Given the complexities of the task, it may take more than 18 months to elevate the brand, especially in light of the coaching scandal. Will Barchi stay on as president long enough to oversee what could be his greatest challenge? His contract with the university has no specific term; he serves, as he has said previously, “at the pleasure of the board.” As of this writing, the board of governors seems to be in Barchi’s corner. But some have questioned whether Barchi may still have the enthusiasm for the job he brought with him last September.

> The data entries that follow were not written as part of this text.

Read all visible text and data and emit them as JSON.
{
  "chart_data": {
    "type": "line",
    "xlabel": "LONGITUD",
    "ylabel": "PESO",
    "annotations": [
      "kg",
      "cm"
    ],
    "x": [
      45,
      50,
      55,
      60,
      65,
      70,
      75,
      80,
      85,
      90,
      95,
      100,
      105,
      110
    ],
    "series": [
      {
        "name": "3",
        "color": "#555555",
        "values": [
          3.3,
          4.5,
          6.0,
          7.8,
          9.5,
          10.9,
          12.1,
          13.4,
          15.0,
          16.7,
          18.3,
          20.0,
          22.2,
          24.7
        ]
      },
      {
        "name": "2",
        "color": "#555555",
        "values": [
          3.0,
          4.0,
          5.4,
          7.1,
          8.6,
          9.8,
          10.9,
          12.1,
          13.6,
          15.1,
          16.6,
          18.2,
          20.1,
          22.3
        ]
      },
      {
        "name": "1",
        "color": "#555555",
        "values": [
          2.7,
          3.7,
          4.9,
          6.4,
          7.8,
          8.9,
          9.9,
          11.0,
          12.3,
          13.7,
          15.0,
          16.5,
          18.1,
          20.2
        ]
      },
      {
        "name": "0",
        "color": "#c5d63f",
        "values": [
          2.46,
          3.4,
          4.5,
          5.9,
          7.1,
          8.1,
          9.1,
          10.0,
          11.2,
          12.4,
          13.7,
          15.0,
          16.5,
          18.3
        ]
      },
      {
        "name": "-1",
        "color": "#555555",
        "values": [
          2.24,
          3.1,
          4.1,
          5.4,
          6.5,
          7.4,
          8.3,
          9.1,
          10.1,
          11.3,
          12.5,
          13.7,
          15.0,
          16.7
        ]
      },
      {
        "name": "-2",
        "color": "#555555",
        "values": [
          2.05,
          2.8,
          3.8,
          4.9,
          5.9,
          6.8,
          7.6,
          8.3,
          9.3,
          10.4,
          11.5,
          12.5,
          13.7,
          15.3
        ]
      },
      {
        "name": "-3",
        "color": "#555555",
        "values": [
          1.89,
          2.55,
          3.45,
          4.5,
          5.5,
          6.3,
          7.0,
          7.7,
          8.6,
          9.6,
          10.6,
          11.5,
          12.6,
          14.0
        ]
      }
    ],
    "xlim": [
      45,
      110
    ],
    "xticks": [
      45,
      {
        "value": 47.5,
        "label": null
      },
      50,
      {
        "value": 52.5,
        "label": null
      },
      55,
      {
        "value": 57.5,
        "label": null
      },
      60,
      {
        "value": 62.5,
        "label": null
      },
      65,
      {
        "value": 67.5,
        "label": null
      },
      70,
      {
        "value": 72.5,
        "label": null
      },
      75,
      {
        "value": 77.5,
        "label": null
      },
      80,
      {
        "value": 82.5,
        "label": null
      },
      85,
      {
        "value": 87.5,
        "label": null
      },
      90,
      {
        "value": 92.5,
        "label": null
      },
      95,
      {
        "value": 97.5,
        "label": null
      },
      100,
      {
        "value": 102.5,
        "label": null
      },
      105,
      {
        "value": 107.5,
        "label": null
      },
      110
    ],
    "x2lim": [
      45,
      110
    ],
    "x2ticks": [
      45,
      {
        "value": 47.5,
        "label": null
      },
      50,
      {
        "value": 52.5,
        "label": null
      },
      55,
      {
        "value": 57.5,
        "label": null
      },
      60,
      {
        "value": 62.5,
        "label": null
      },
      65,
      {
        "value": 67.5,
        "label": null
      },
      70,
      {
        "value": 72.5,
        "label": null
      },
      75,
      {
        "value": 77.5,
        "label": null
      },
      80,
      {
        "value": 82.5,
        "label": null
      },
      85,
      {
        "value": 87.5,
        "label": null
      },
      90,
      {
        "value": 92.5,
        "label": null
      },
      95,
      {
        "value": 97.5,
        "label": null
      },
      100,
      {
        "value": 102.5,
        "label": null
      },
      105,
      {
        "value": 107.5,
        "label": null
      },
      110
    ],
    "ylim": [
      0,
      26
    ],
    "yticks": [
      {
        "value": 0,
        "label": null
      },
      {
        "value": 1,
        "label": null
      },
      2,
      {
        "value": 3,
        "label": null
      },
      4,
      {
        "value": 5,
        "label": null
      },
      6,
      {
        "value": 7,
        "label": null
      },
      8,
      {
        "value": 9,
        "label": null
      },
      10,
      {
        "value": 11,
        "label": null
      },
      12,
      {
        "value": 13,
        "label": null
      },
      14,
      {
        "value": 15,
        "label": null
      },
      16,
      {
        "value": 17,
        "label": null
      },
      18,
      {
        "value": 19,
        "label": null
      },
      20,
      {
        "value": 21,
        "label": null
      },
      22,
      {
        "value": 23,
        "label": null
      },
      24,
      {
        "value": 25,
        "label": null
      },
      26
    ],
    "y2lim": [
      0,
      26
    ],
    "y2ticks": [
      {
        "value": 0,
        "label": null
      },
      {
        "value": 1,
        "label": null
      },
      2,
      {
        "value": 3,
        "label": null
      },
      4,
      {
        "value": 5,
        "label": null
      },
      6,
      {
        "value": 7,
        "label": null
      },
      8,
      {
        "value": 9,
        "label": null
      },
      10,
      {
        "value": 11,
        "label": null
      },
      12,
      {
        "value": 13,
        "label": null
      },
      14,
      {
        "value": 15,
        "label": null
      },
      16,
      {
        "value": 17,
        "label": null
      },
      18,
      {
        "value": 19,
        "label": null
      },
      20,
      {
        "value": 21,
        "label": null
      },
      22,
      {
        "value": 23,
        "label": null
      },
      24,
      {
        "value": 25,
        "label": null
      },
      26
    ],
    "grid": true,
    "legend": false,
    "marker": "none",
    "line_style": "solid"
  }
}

Would he consider leaving the presidency earlier than planned? Citing the projects with which he has grappled, he says, “I haven’t changed my commitment to the board.” The response skirts the issue of duration, thereby suggesting he might leave as soon as those projects come to fruition. Then again, if he can put the basketball scandal behind him, he may stay on to preside over a shiny, new Rutgers.

For now, it’s an enigma that even a watchmaker would have trouble unraveling.

Leslie Garisto Pfaff is a long-time contributor.